Introduction to the Challenge
The Student Aerospace Challenge was born in 2006 from the desire of companies in the aerospace sector and student associations to strengthen their links by carrying out a highly innovative federative project.
The initial choice was to study a manned suborbital vehicle that could be reused, for local flights, reaching an altitude of 100 km, the frontier of space, and assoiciated missions. This vehicle is no longer proposed for the 19th exercise. From the 15th exercise, the possibility of working on a manned suborbital vehicle, capable of point-to-point hypersonic transportation (taking less than one hour to travel from Paris to Tokyo for example) is proposed. An orbital vehicle servicing Low Earth Orbit was introduced at the begining of the 18th exercise.
This "competition", proposed by the Astronaut Club Européen (ACE) and its industrial and institutional partners, is open to students from European higher education establishments1 in teams of 2 to 5 participants. The aim of the competition is to explore different aspects of a suborbital or an orbital manned vehicle such as: propulsion, economics, legal aspects, medicine, crew training, etc.

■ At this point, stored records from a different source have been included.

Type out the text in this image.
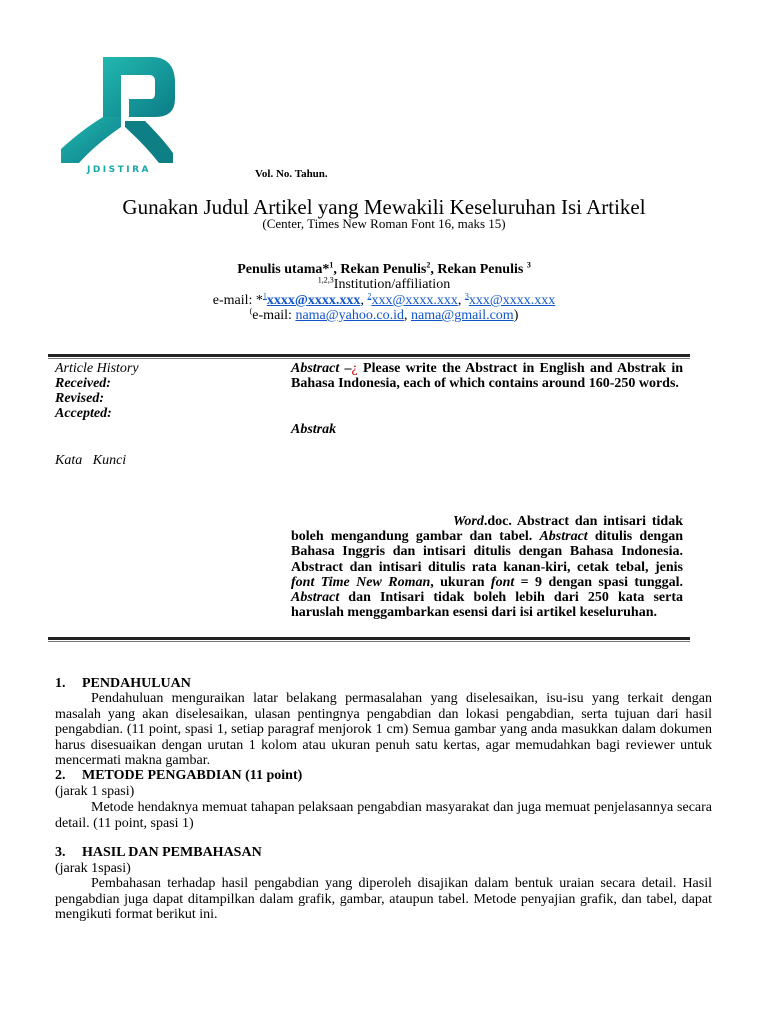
JDISTIRA	Vol. No. Tahun.
Gunakan Judul Artikel yang Mewakili Keseluruhan Isi Artikel
(Center, Times New Roman Font 16, maks 15)
Penulis utama*$^1$, Rekan Penulis$^2$, Rekan Penulis $^3$
$^{1,2,3}$Institution/affiliation
e-mail: *$^1$xxxx@xxxx.xxx, $^2$xxx@xxxx.xxx, $^3$xxx@xxxx.xxx
(e-mail: nama@yahoo.co.id, nama@gmail.com)
Article History
Received:
Revised:
Accepted:
Kata   Kunci
Abstract –¿ Please write the Abstract in English and Abstrak in Bahasa Indonesia, each of which contains around 160-250 words.
Abstrak
Word.doc. Abstract dan intisari tidak boleh mengandung gambar dan tabel. Abstract ditulis dengan Bahasa Inggris dan intisari ditulis dengan Bahasa Indonesia. Abstract dan intisari ditulis rata kanan-kiri, cetak tebal, jenis font Time New Roman, ukuran font = 9 dengan spasi tunggal. Abstract dan Intisari tidak boleh lebih dari 250 kata serta haruslah menggambarkan esensi dari isi artikel keseluruhan.
1. PENDAHULUAN
Pendahuluan menguraikan latar belakang permasalahan yang diselesaikan, isu-isu yang terkait dengan masalah yang akan diselesaikan, ulasan pentingnya pengabdian dan lokasi pengabdian, serta tujuan dari hasil pengabdian. (11 point, spasi 1, setiap paragraf menjorok 1 cm) Semua gambar yang anda masukkan dalam dokumen harus disesuaikan dengan urutan 1 kolom atau ukuran penuh satu kertas, agar memudahkan bagi reviewer untuk mencermati makna gambar.
2. METODE PENGABDIAN (11 point)
(jarak 1 spasi)
Metode hendaknya memuat tahapan pelaksaan pengabdian masyarakat dan juga memuat penjelasannya secara detail. (11 point, spasi 1)
3. HASIL DAN PEMBAHASAN
(jarak 1spasi)
Pembahasan terhadap hasil pengabdian yang diperoleh disajikan dalam bentuk uraian secara detail. Hasil pengabdian juga dapat ditampilkan dalam grafik, gambar, ataupun tabel. Metode penyajian grafik, dan tabel, dapat mengikuti format berikut ini.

Partners are lookinbg forward to seeing new solutions that can be applied to vehicles currently under development.
Students participating to the Student Aerospace Challenge will therefore have the privilege of adding an original experience to their training, bringing them even them closer to world of aerospace.
1: Member States of the European Space Agency (ESA)), namely: Member States of the European Space Agency (ESA), namely : Austria, Belgium, the Czech Republic, Denmark, Estonia, Finland, France, Germany, Greece, Hungary, Ireland, Italy, Luxembourg, the Netherlands, Norway, Poland, Portugal, Romania, Spain, Sweden, Switzerland and the United Kingdom.
Slovakia, Slovenia, Latvia and Lithuania have associate member status. Bulgaria, Croatia, Cyprus and Malta have cooperation agreements with ESA.